Department of Medicine, McMaster University, Hamilton, ON, Canada.
J Clin Densitom. 2015 Jul-Sep;18(3):408-18. doi: 10.1016/j.jocd.2014.07.003. Epub 2014 Aug 13.
Part II of this 3-part series demonstrated 1-yr precision, standard error of the estimate, and 1-yr least significant change for volumetric bone outcomes determined using peripheral (p) quantitative computed tomography (QCT) and peripheral magnetic resonance imaging (pMRI) modalities in vivo. However, no clinically relevant outcomes have been linked to these measures of change. This study examined 97 women with mean age of 75 ± 9 yr and body mass index of 26.84 ± 4.77 kg/m(2), demonstrating a lack of association between fragility fractures and standard deviation, least significant change and standard error of the estimate-based unit differences in volumetric bone outcomes derived from both pMRI and pQCT. Only cortical volumetric bone mineral density and cortical thickness derived from high-resolution pQCT images were associated with an increased odds for fractures. The same measures obtained by pQCT erred toward significance. Despite the smaller 1-yr and short-term precision error for measures at the tibia vs the radius, the associations with fractures observed at the radius were larger than at the tibia for high-resolution pQCT. Unit differences in cortical thickness and cortical volumetric bone mineral density able to yield a 50% increase in odds for fractures were quantified here and suggested as a reference for future power computations.

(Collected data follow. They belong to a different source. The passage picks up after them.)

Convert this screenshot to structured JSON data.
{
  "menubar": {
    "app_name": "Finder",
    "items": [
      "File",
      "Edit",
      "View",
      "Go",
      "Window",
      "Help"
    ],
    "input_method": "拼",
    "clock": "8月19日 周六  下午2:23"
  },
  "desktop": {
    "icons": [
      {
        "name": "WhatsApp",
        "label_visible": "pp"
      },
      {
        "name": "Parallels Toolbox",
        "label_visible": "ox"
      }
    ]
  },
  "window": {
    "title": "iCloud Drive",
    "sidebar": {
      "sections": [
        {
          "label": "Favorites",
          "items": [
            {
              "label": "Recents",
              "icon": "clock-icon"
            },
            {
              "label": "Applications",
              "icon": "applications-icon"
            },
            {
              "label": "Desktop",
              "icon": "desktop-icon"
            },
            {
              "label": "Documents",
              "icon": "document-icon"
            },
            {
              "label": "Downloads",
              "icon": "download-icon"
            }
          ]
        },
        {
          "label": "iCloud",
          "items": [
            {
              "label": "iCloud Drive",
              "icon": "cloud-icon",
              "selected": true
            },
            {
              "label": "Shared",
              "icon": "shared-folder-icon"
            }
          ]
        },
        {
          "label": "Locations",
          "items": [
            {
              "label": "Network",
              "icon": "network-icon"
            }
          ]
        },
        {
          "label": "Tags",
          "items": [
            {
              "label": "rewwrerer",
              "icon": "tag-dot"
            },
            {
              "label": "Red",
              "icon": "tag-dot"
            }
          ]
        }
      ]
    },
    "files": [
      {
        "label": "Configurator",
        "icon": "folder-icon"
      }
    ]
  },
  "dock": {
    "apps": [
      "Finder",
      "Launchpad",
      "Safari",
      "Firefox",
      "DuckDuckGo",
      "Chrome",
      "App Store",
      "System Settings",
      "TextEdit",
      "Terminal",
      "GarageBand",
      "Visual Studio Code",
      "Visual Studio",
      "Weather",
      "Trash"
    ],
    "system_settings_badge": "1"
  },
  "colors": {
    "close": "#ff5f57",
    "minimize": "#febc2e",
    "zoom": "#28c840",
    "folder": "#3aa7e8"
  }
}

这个3部分系列的第二部分展示了使用外周(p)定量计算机断层扫描(QCT)和外周磁共振成像(pMRI)模式在体内确定的骨体积结果的1年精度、估计标准误差和1年最小显著变化。然而,尚未将任何临床相关结果与这些变化测量指标联系起来。本研究调查了97名平均年龄为75±9岁、体重指数为26.84±4.77kg/m²的女性,结果表明,脆性骨折与pMRI和pQCT得出的骨体积结果的标准差、最小显著变化以及基于估计标准误差的单位差异之间缺乏关联。只有从高分辨率pQCT图像得出的皮质骨体积骨密度和皮质厚度与骨折几率增加有关。通过pQCT获得的相同测量指标倾向于具有显著性。尽管胫骨测量指标的1年和短期精度误差比桡骨小,但对于高分辨率pQCT,在桡骨观察到的与骨折的关联大于胫骨。本文对能够使骨折几率增加50%的皮质厚度和皮质骨体积骨密度单位差异进行了量化,并建议作为未来功效计算的参考。